Notre matériel de bivouac propre n’est pas emporté. La stratégie n’est pas d’y aller pour prendre l’orage avec eux mais plutôt de procéder à ce qu’on appelle un « Pick and go ». Il en va de même pour le matériel de brancardage. Aucune manœuvre de brancardage n’est envisageable sur les arêtes du mont Blanc de Courmayeur et sur des bosses de neige et de glace, surtout par mauvais temps. Nous sortirions totalement de notre stratégie.
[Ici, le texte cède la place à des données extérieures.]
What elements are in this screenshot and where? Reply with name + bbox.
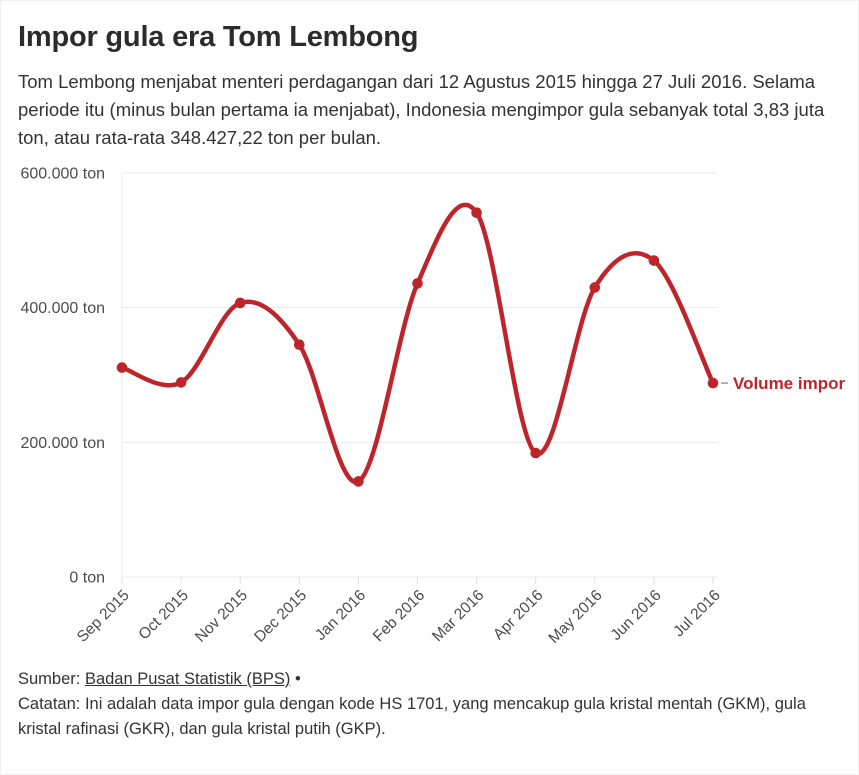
x-axis-label: Jun 2016 xyxy=(608,587,665,644)
data-point xyxy=(707,377,719,389)
x-axis-label: Apr 2016 xyxy=(490,587,547,644)
source-link[interactable]: Badan Pusat Statistik (BPS) xyxy=(84,669,291,688)
x-axis-label: Jan 2016 xyxy=(312,587,369,644)
line-chart: 0 ton 200.000 ton 400.000 ton 600.000 ton Se… xyxy=(20,165,845,647)
data-point xyxy=(175,376,187,388)
y-axis-label: 0 ton xyxy=(69,569,105,586)
y-axis-label: 400.000 ton xyxy=(20,300,105,317)
source-line: Sumber: Badan Pusat Statistik (BPS) • xyxy=(18,667,844,692)
data-point xyxy=(589,282,601,293)
data-line xyxy=(119,202,716,484)
data-point xyxy=(471,207,482,218)
data-point xyxy=(294,339,305,350)
chart-description: Tom Lembong menjabat menteri perdagangan… xyxy=(18,70,825,148)
source-label: Sumber: xyxy=(18,669,85,688)
x-axis-label: Dec 2015 xyxy=(251,587,310,646)
x-axis-label: Jul 2016 xyxy=(670,587,723,640)
data-point xyxy=(412,278,423,289)
data-point xyxy=(648,255,660,266)
x-axis-label: Oct 2015 xyxy=(135,587,192,644)
legend-label: Volume impor xyxy=(733,374,845,393)
y-axis-label: 600.000 ton xyxy=(20,165,105,182)
x-axis-label: Mar 2016 xyxy=(429,587,487,645)
data-point xyxy=(530,447,541,459)
data-point xyxy=(116,362,128,373)
x-axis-label: Sep 2015 xyxy=(74,587,133,646)
x-axis-label: Nov 2015 xyxy=(192,587,251,646)
chart-footer: Sumber: Badan Pusat Statistik (BPS) • Ca… xyxy=(1,663,858,742)
x-axis-label: Feb 2016 xyxy=(370,587,428,645)
data-point xyxy=(353,475,364,487)
x-axis-label: May 2016 xyxy=(545,587,605,647)
chart-note: Catatan: Ini adalah data impor gula deng… xyxy=(18,694,806,738)
data-point xyxy=(234,297,246,309)
chart-title: Impor gula era Tom Lembong xyxy=(18,21,419,53)
source-separator: • xyxy=(290,669,301,688)
y-axis-label: 200.000 ton xyxy=(20,435,105,452)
Nous serions alors très exposés aux orages et en danger dans nos déplacements, ce qui serait susceptible de remettre en question la pertinence de notre engagement et notre sécurité. »

Le départ en intervention

« Finalement, nous convenons qu’une caravane à quatre secouristes sera suffisante, au moins dans un premier temps, pour faire ce qui est prévu. Je demande donc qui est volontaire. Les mains se lèvent et je dois définir les équipes.

Romain et Matthieu sont désignés. Romain est très entraîné. Il est le plus fort d’entre nous physiquement et a fait plusieurs courses en altitude ces dernières semaines. Matthieu est aussi un élément très solide, efficace en toutes circonstances. Bien que rentrant récemment de vacances, il n’a pas du tout subi la caravane du matin, alors qu’il a fait le trajet le plus long.

© D.R.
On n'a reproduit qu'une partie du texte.